It is very, very hard to get a real estate mortgage approval for a pre-1976 manufactured home. That's because those homes were prone to electrical fires due to older codes. I know a lot about this because I actually got a number of these financed. If you can find a lender willing to approve a loan on this home, you are very lucky. Please make sure you have a licensed electrician inspect the property as part of your contract for your own safety.
If you borrow right before buying, your source of down payment is "borrowed funds," and you have to truthfully indicate this. But borrowing for a down payment is a funny thing. If you take out some sort of personal loan a few months before buying, and put that money in your bank account, it becomes, for all practical purposes, your money. Your savings.
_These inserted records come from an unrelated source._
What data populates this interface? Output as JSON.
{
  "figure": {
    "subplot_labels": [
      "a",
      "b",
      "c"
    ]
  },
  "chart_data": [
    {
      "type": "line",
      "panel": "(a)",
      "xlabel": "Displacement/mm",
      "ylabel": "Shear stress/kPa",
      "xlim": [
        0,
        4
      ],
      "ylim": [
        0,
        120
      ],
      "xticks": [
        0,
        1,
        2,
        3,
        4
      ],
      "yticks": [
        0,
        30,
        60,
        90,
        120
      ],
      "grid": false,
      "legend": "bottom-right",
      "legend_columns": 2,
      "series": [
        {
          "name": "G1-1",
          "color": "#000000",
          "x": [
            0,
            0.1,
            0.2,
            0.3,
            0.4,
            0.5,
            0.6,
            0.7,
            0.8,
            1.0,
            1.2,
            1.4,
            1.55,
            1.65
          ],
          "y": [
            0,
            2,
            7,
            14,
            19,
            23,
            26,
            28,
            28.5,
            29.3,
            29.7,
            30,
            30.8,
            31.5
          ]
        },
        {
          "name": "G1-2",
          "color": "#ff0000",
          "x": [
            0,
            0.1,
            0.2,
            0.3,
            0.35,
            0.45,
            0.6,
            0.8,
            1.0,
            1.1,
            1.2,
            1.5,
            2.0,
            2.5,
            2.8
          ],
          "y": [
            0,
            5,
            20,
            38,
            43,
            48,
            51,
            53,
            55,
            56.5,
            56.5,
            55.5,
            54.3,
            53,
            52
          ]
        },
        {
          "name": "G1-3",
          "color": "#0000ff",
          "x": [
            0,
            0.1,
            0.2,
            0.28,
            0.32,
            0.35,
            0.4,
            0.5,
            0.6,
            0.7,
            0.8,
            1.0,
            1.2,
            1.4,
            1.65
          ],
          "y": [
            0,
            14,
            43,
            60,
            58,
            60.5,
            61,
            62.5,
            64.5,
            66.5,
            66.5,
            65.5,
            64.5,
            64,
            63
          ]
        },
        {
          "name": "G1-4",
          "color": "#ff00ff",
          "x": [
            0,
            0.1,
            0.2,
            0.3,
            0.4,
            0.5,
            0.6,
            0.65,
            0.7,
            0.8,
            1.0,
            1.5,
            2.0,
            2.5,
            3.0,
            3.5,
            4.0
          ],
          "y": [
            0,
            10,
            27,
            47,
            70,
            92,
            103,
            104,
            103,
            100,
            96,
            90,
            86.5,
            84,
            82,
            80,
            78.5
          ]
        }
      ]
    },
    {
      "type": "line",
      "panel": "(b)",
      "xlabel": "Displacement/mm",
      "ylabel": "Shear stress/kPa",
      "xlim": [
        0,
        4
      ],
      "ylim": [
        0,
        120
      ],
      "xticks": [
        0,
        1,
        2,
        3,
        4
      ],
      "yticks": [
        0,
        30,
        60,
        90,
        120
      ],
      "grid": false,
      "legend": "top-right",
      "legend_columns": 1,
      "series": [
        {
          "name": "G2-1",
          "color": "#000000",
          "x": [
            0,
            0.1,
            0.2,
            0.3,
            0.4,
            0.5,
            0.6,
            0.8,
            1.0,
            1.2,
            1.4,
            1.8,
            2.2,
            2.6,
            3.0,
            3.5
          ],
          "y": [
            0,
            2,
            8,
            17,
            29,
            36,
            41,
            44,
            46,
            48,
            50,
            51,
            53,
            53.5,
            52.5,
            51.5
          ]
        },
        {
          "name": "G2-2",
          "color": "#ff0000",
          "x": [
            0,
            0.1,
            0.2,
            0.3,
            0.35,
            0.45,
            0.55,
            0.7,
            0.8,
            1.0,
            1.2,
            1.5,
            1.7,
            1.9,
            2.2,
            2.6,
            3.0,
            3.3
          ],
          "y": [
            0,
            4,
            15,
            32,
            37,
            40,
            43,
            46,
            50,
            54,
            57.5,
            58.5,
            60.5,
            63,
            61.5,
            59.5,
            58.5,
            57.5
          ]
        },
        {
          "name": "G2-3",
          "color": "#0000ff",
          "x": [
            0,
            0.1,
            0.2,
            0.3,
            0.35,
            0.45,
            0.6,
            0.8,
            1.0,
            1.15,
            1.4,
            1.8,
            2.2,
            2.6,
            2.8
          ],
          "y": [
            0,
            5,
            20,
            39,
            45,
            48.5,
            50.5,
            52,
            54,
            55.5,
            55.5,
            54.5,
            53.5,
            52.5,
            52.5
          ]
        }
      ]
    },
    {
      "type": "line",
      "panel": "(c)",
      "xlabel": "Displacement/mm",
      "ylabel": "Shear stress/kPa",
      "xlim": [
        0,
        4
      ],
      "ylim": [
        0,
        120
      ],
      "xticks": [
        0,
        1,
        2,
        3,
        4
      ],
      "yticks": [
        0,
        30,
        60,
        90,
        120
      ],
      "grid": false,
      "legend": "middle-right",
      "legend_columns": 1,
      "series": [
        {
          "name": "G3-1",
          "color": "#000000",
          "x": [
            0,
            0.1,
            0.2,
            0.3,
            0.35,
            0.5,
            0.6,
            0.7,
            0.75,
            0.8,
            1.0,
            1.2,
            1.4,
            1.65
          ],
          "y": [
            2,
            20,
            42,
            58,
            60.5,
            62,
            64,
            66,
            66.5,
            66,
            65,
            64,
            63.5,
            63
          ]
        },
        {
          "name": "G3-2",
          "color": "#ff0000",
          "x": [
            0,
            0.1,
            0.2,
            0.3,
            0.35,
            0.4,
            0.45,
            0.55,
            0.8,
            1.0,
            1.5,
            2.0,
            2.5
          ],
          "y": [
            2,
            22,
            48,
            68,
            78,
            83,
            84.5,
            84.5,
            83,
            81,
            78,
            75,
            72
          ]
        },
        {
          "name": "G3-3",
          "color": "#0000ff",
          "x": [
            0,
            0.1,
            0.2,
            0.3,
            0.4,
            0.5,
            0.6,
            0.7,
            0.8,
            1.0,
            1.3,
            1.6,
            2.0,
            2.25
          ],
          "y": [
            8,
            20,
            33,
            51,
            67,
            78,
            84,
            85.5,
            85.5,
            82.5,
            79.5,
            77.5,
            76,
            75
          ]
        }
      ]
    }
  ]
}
Here's a related article that shows how this works: https://themortgagereports.com/30272/how-do-lenders-know-if-you-borrow-your-down-payment
However, failing to disclose the loan and its monthly payment when you apply for a home loan would be fraud. You can state that the source of your down payment is "savings," but you MUST include this loan balance and payment in the liabilities section on your loan application. As you noted in your question, the influx of money and the monthly outgo will show up on your bank statements. And the fact that you suddenly have a lot more money will also appear in the "average balance" section of the bank verification or your statements.
As for the number of bank statements / months you'll have to supply, that depends on the loan. Most programs want two or three statements. But if you get alimony, for instance, or pay rent, they may want to see a year of statements to prove that you have been receiving the income or paying the rent on time. It really depends.